Dartmouth researchers developed the device using polymer films to collect and measure nicotine in the air. A sensor chip then records the data on a memory card.

“We have developed the first ever tobacco smoke sensor that is sufficiently sensitive to measure secondhand smoke and record its presence in real time,” said Professor of Chemistry Joseph BelBruno, whose Dartmouth lab conducted the research.

“This is a leap forward in secondhand smoke exposure detection technology and can be considered the first step in reducing the risk of health effects,” BelBruno said.

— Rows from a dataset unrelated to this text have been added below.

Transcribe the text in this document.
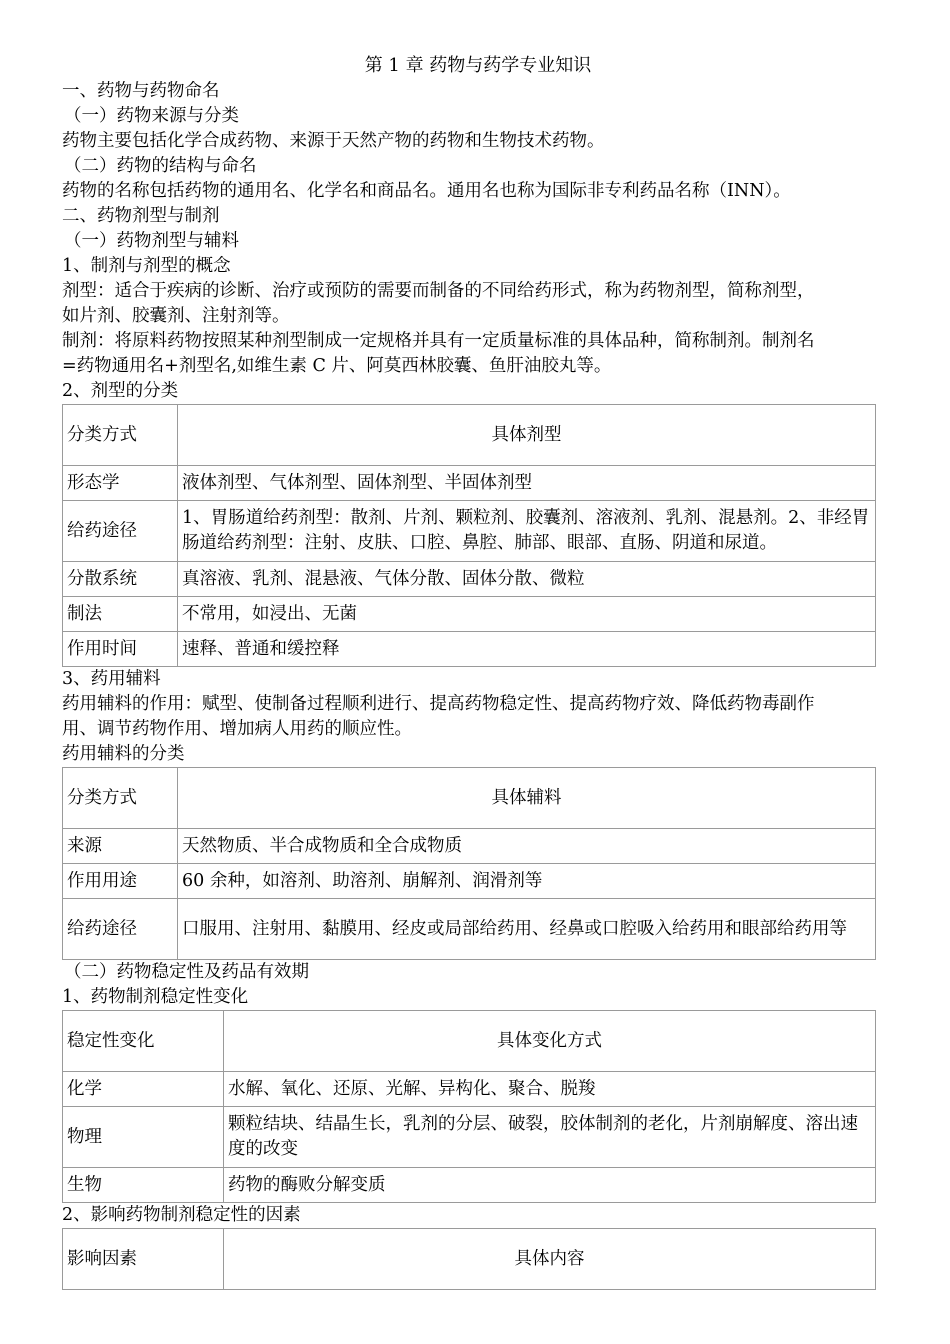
第 1 章 药物与药学专业知识
一、药物与药物命名
（一）药物来源与分类
药物主要包括化学合成药物、来源于天然产物的药物和生物技术药物。
（二）药物的结构与命名
药物的名称包括药物的通用名、化学名和商品名。通用名也称为国际非专利药品名称（INN）。
二、药物剂型与制剂
（一）药物剂型与辅料
1、制剂与剂型的概念
剂型：适合于疾病的诊断、治疗或预防的需要而制备的不同给药形式，称为药物剂型，简称剂型，
如片剂、胶囊剂、注射剂等。
制剂：将原料药物按照某种剂型制成一定规格并具有一定质量标准的具体品种，简称制剂。制剂名
=药物通用名+剂型名,如维生素 C 片、阿莫西林胶囊、鱼肝油胶丸等。
2、剂型的分类
分类方式	具体剂型
形态学	液体剂型、气体剂型、固体剂型、半固体剂型
给药途径	1、胃肠道给药剂型：散剂、片剂、颗粒剂、胶囊剂、溶液剂、乳剂、混悬剂。2、非经胃肠道给药剂型：注射、皮肤、口腔、鼻腔、肺部、眼部、直肠、阴道和尿道。
分散系统	真溶液、乳剂、混悬液、气体分散、固体分散、微粒
制法	不常用，如浸出、无菌
作用时间	速释、普通和缓控释
3、药用辅料
药用辅料的作用：赋型、使制备过程顺利进行、提高药物稳定性、提高药物疗效、降低药物毒副作
用、调节药物作用、增加病人用药的顺应性。
药用辅料的分类
分类方式	具体辅料
来源	天然物质、半合成物质和全合成物质
作用用途	60 余种，如溶剂、助溶剂、崩解剂、润滑剂等
给药途径	口服用、注射用、黏膜用、经皮或局部给药用、经鼻或口腔吸入给药用和眼部给药用等
（二）药物稳定性及药品有效期
1、药物制剂稳定性变化
稳定性变化	具体变化方式
化学	水解、氧化、还原、光解、异构化、聚合、脱羧
物理	颗粒结块、结晶生长，乳剂的分层、破裂，胶体制剂的老化，片剂崩解度、溶出速度的改变
生物	药物的酶败分解变质
2、影响药物制剂稳定性的因素
影响因素	具体内容
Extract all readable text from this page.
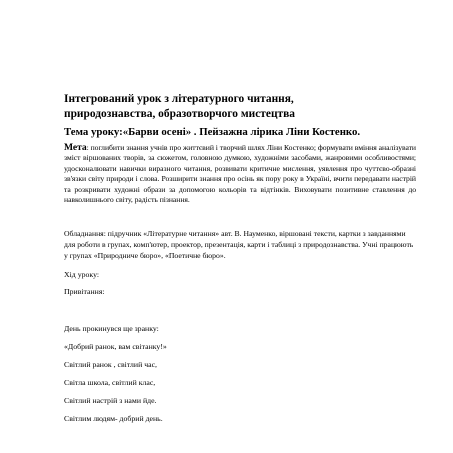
Інтегрований урок з літературного читання,
природознавства, образотворчого мистецтва
Тема уроку:«Барви осені» . Пейзажна лірика Ліни Костенко.
Мета: поглибити знання учнів про життєвий і творчий шлях Ліни Костенко; формувати вміння аналізувати зміст віршованих творів, за сюжетом, головною думкою, художніми засобами, жанровими особливостями; удосконалювати навички виразного читання, розвивати критичне мислення, уявлення про чуттєво-образні зв'язки світу природи і слова. Розширити знання про осінь як пору року в Україні, вчити передавати настрій та розкривати художні образи за допомогою кольорів та відтінків. Виховувати позитивне ставлення до навколишнього світу, радість пізнання.
Обладнання: підручник «Літературне читання» авт. В. Науменко, віршовані тексти, картки з завданнями для роботи в групах, комп'ютер, проектор, презентація, карти і таблиці з природознавства. Учні працюють у групах «Природниче бюро», «Поетичне бюро».
Хід уроку:
Привітання:
День прокинувся ще зранку:
«Добрий ранок, вам світанку!»
Світлий ранок , світлий час,
Світла школа, світлий клас,
Світлий настрій з нами йде.
Світлим людям- добрий день.
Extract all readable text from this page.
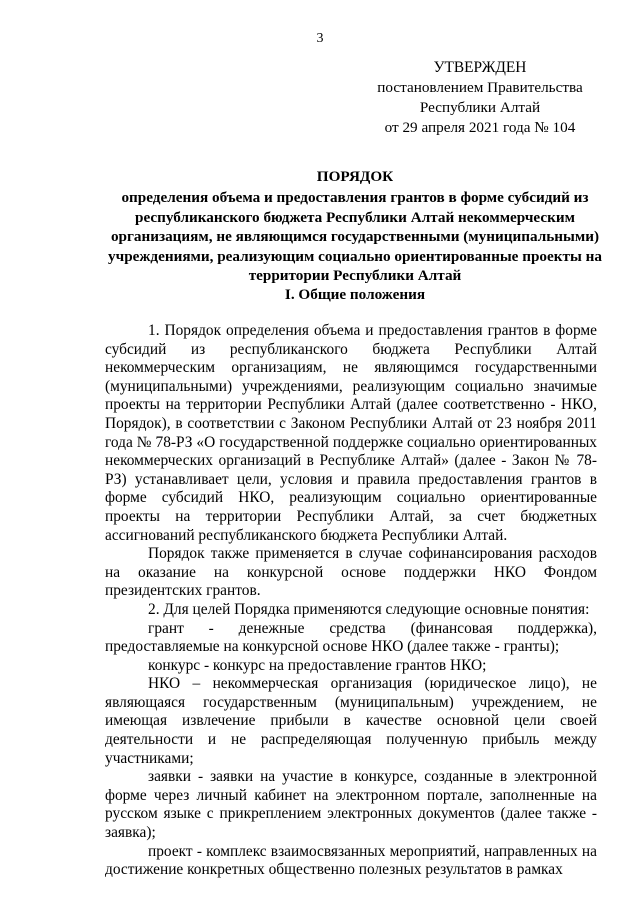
3
УТВЕРЖДЕН
постановлением Правительства
Республики Алтай
от 29 апреля 2021 года № 104
ПОРЯДОК
определения объема и предоставления грантов в форме субсидий из республиканского бюджета Республики Алтай некоммерческим организациям, не являющимся государственными (муниципальными) учреждениями, реализующим социально ориентированные проекты на территории Республики Алтай
I. Общие положения

1. Порядок определения объема и предоставления грантов в форме субсидий из республиканского бюджета Республики Алтай некоммерческим организациям, не являющимся государственными (муниципальными) учреждениями, реализующим социально значимые проекты на территории Республики Алтай (далее соответственно - НКО, Порядок), в соответствии с Законом Республики Алтай от 23 ноября 2011 года № 78-РЗ «О государственной поддержке социально ориентированных некоммерческих организаций в Республике Алтай» (далее - Закон № 78-РЗ) устанавливает цели, условия и правила предоставления грантов в форме субсидий НКО, реализующим социально ориентированные проекты на территории Республики Алтай, за счет бюджетных ассигнований республиканского бюджета Республики Алтай.

Порядок также применяется в случае софинансирования расходов на оказание на конкурсной основе поддержки НКО Фондом президентских грантов.

2. Для целей Порядка применяются следующие основные понятия:

грант - денежные средства (финансовая поддержка), предоставляемые на конкурсной основе НКО (далее также - гранты);

конкурс - конкурс на предоставление грантов НКО;

НКО – некоммерческая организация (юридическое лицо), не являющаяся государственным (муниципальным) учреждением, не имеющая извлечение прибыли в качестве основной цели своей деятельности и не распределяющая полученную прибыль между участниками;

заявки - заявки на участие в конкурсе, созданные в электронной форме через личный кабинет на электронном портале, заполненные на русском языке с прикреплением электронных документов (далее также - заявка);

проект - комплекс взаимосвязанных мероприятий, направленных на достижение конкретных общественно полезных результатов в рамках
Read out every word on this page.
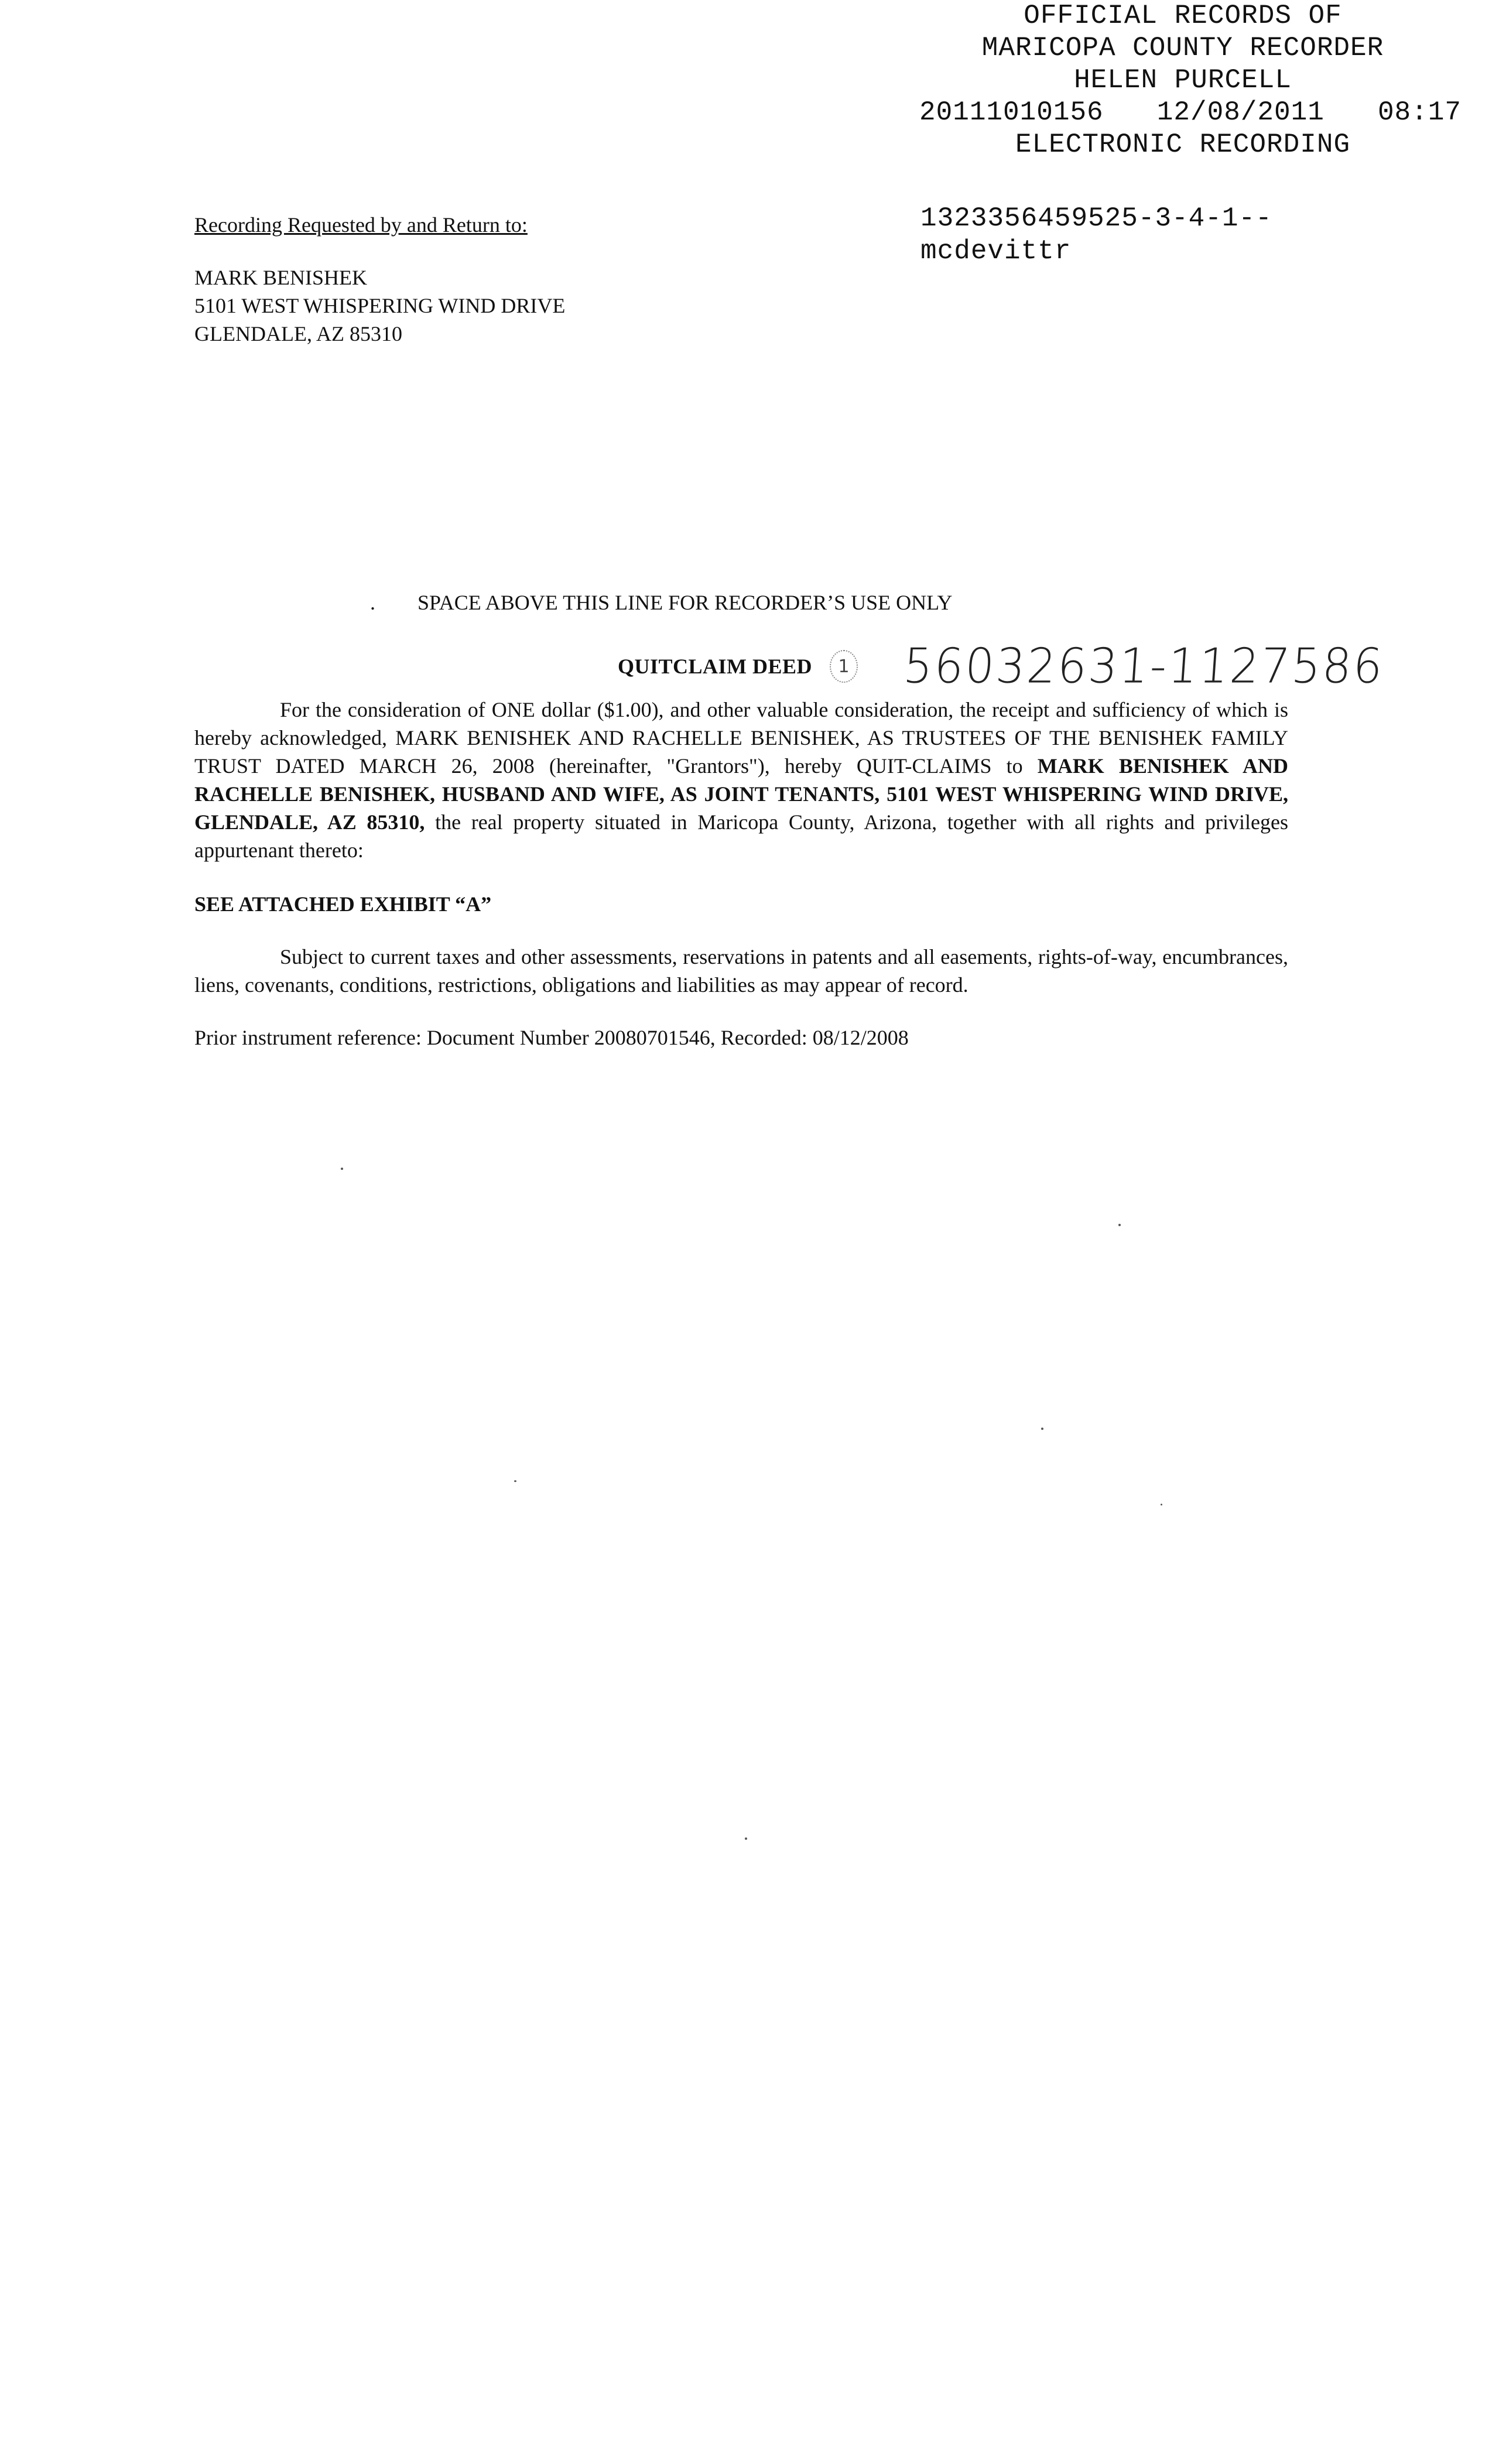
OFFICIAL RECORDS OF
MARICOPA COUNTY RECORDER
HELEN PURCELL
20111010156 12/08/2011 08:17
ELECTRONIC RECORDING
1323356459525-3-4-1--
mcdevittr
Recording Requested by and Return to:
MARK BENISHEK
5101 WEST WHISPERING WIND DRIVE
GLENDALE, AZ 85310
. SPACE ABOVE THIS LINE FOR RECORDER’S USE ONLY
QUITCLAIM DEED	1 56032631-1127586
For the consideration of ONE dollar ($1.00), and other valuable consideration, the receipt and sufficiency of which is hereby acknowledged, MARK BENISHEK AND RACHELLE BENISHEK, AS TRUSTEES OF THE BENISHEK FAMILY TRUST DATED MARCH 26, 2008 (hereinafter, "Grantors"), hereby QUIT-CLAIMS to MARK BENISHEK AND RACHELLE BENISHEK, HUSBAND AND WIFE, AS JOINT TENANTS, 5101 WEST WHISPERING WIND DRIVE, GLENDALE, AZ 85310, the real property situated in Maricopa County, Arizona, together with all rights and privileges appurtenant thereto:
SEE ATTACHED EXHIBIT “A”
Subject to current taxes and other assessments, reservations in patents and all easements, rights-of-way, encumbrances, liens, covenants, conditions, restrictions, obligations and liabilities as may appear of record.
Prior instrument reference: Document Number 20080701546, Recorded: 08/12/2008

“The intent of the project isn’t to make them stop smoking, but it is to make them stop exposing their children to smoke. On the other hand, if they are worried about their children, demonstrating these exposures may be an incentive for them to stop,” BelBruno said.

Secondhand smoke comes from the burning end of a cigarette or from smoke exhaled by the smoker. Third-hand smoke, also a potential health hazard, according to the Mayo Clinic, is nicotine residue that remains on clothing, furniture, car seats, and other material after the air has cleared.

While the current device is a patent-pending prototype, BelBruno foresees the eventual availability of an affordable consumer version that will incorporate a computer processor, reusable polymer films, and a rechargeable battery.

It may even incorporate an LED panel to provide instantaneous readouts. In addition to its uses in safeguarding childhood health, there are commercial applications for these unique detectors.

Installed in rental cars, hotel rooms, and restaurants, this device could help enforce owner and operator smoking bans through an alert system, much like existing, ceiling-mounted smoke detectors.